U.S. Rep. Trey Gowdy (R-SC)
The U.S. House of Representatives today passed legislation co-sponsored by Rep. Trey Gowdy (R-SC) that would prevent the U.S. Department of Justice (DOJ), and all other government agencies, from requiring defendants to donate money to outside groups as part of their settlement agreements with the federal government.
“The Obama administration is not allowed to circumvent Congress to reward groups, simply because they share an agenda with the White House,” Gowdy told Palmetto Business Daily last month.
The bill, H.R. 5063, the Stop Settlement Slush Funds Act of 2016, targets a loophole that allows settlement agreements reached with the Department of Justice to include payments to groups unaffected by the action being settled.
Gowdy said this includes agreements the president made with major banks in a mortgage settlement crisis that included money for La Raza and Neighborworks. Proponents argued that settlement funds should be disbursed directly to the U.S. Treasury, and Congress should be tasked with deciding how the money is spent.
“Passage of this bill signals the Obama administration is not allowed to play appropriator and decide which groups should receive money recovered from settlements from major financial institutions,” Gowdy said. “This should also be true if there is a Republican president.”
The bill’s primary sponsor, House Judiciary Chairman Bob Goodlatte (R-VA), praised passage of the bill.
According to a press release issued by Goodlatte’s office an investigation by the House Judiciary Committee “found that DOJ had engaged in a ‘pattern or practice’ of systematically subverting Congress’s spending power by using settlements from financial institutions to funnel money to left-wing activist groups.”
“Whether you are a Republican or a Democrat, the Constitution is clear: Congress shall have the power to appropriate,” said Goodlatte. “The practices discovered within the DOJ must be stopped.

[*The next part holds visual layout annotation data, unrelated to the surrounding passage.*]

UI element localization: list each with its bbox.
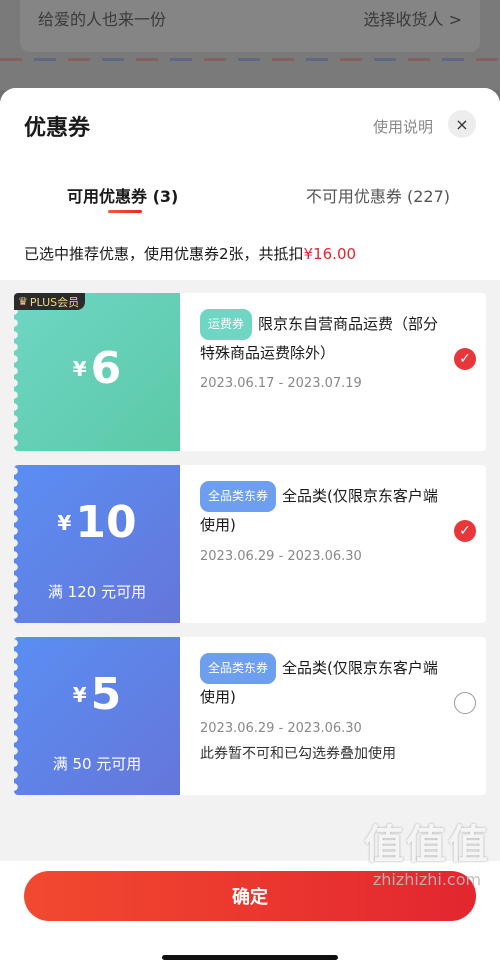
active-tab-indicator: [108, 210, 142, 213]
coupon-value-panel: ¥5 满 50 元可用: [14, 637, 180, 795]
currency-symbol: ¥: [72, 356, 87, 381]
coupon-checkbox[interactable]: ✓: [454, 348, 476, 370]
coupon-tag: 运费券: [200, 309, 253, 340]
background-page: 给爱的人也来一份 选择收货人 >: [0, 0, 500, 90]
sheet-header: 优惠券 使用说明 × 可用优惠券 (3) 不可用优惠券 (227) 已选中推荐优…: [0, 88, 500, 280]
checkmark-icon: ✓: [459, 523, 471, 539]
plus-badge-label: PLUS会员: [29, 295, 80, 309]
close-icon: ×: [455, 114, 469, 134]
home-indicator: [162, 955, 338, 960]
summary-amount: ¥16.00: [303, 245, 357, 263]
watermark-domain: zhizhizhi.com: [372, 870, 482, 889]
usage-help-link[interactable]: 使用说明: [373, 116, 433, 137]
coupon-value: ¥5: [14, 669, 180, 720]
coupon-condition: 满 120 元可用: [47, 583, 147, 601]
watermark-logo: 值值值: [364, 822, 490, 868]
coupon-dates: 2023.06.29 - 2023.06.30: [200, 721, 362, 736]
coupon-amount: 10: [75, 497, 137, 548]
coupon-card[interactable]: ¥5 满 50 元可用 全品类东券 全品类(仅限京东客户端使用) 2023.06.…: [14, 637, 486, 795]
currency-symbol: ¥: [57, 510, 72, 535]
coupon-value: ¥6: [14, 343, 180, 394]
tab-unavailable[interactable]: 不可用优惠券 (227): [306, 183, 450, 207]
coupon-checkbox[interactable]: ✓: [454, 520, 476, 542]
close-button[interactable]: ×: [448, 110, 476, 138]
plus-member-badge: ♛ PLUS会员: [14, 293, 86, 310]
coupon-amount: 5: [90, 669, 122, 720]
coupon-value-panel: ♛ PLUS会员 ¥6: [14, 293, 180, 451]
coupon-value-panel: ¥10 满 120 元可用: [14, 465, 180, 623]
coupon-dates: 2023.06.17 - 2023.07.19: [200, 376, 362, 391]
coupon-amount: 6: [90, 343, 122, 394]
coupon-checkbox[interactable]: [454, 692, 476, 714]
crown-icon: ♛: [18, 295, 28, 308]
coupon-title: 运费券 限京东自营商品运费（部分特殊商品运费除外）: [200, 309, 440, 367]
coupon-title: 全品类东券 全品类(仅限京东客户端使用): [200, 653, 440, 711]
coupon-tag: 全品类东券: [200, 481, 277, 512]
coupon-tag: 全品类东券: [200, 653, 277, 684]
coupon-note: 此券暂不可和已勾选券叠加使用: [200, 746, 396, 762]
background-left-text: 给爱的人也来一份: [38, 10, 167, 29]
watermark: 值值值 zhizhizhi.com: [364, 812, 490, 889]
coupon-condition: 满 50 元可用: [52, 755, 142, 773]
coupon-value: ¥10: [14, 497, 180, 548]
selection-summary: 已选中推荐优惠，使用优惠券2张，共抵扣¥16.00: [24, 243, 356, 264]
checkmark-icon: ✓: [459, 351, 471, 367]
coupon-dates: 2023.06.29 - 2023.06.30: [200, 549, 362, 564]
tab-available[interactable]: 可用优惠券 (3): [67, 183, 178, 207]
currency-symbol: ¥: [72, 682, 87, 707]
coupon-card[interactable]: ♛ PLUS会员 ¥6 运费券 限京东自营商品运费（部分特殊商品运费除外） 2023…: [14, 293, 486, 451]
summary-text: 已选中推荐优惠，使用优惠券2张，共抵扣: [24, 245, 304, 263]
sheet-title: 优惠券: [24, 116, 91, 141]
envelope-stripe: [0, 58, 500, 61]
coupon-title: 全品类东券 全品类(仅限京东客户端使用): [200, 481, 440, 539]
coupon-card[interactable]: ¥10 满 120 元可用 全品类东券 全品类(仅限京东客户端使用) 2023.0…: [14, 465, 486, 623]
background-right-text: 选择收货人 >: [363, 10, 463, 29]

The passage of this bill by the House ensures the recovered funds are used to benefit direct victims and not special interests, and brings accountability to the Executive Branch as a whole.”
Lisa A. Rickard, president of the U.S. Chamber Institute for Legal Reform, also praised House passage of the legislation.
“Enforcement officials should pursue justice in a manner consistent with the Constitution and the public interest, and not by how much money they can generate for third party allies,” said Rickard. “The Constitution gives Congress alone the power of the purse, but the DOJ and other government agencies have thwarted this through their use of settlement slush funds to funnel money to third party political allies.”
The House passed the bill by a vote of 241-174.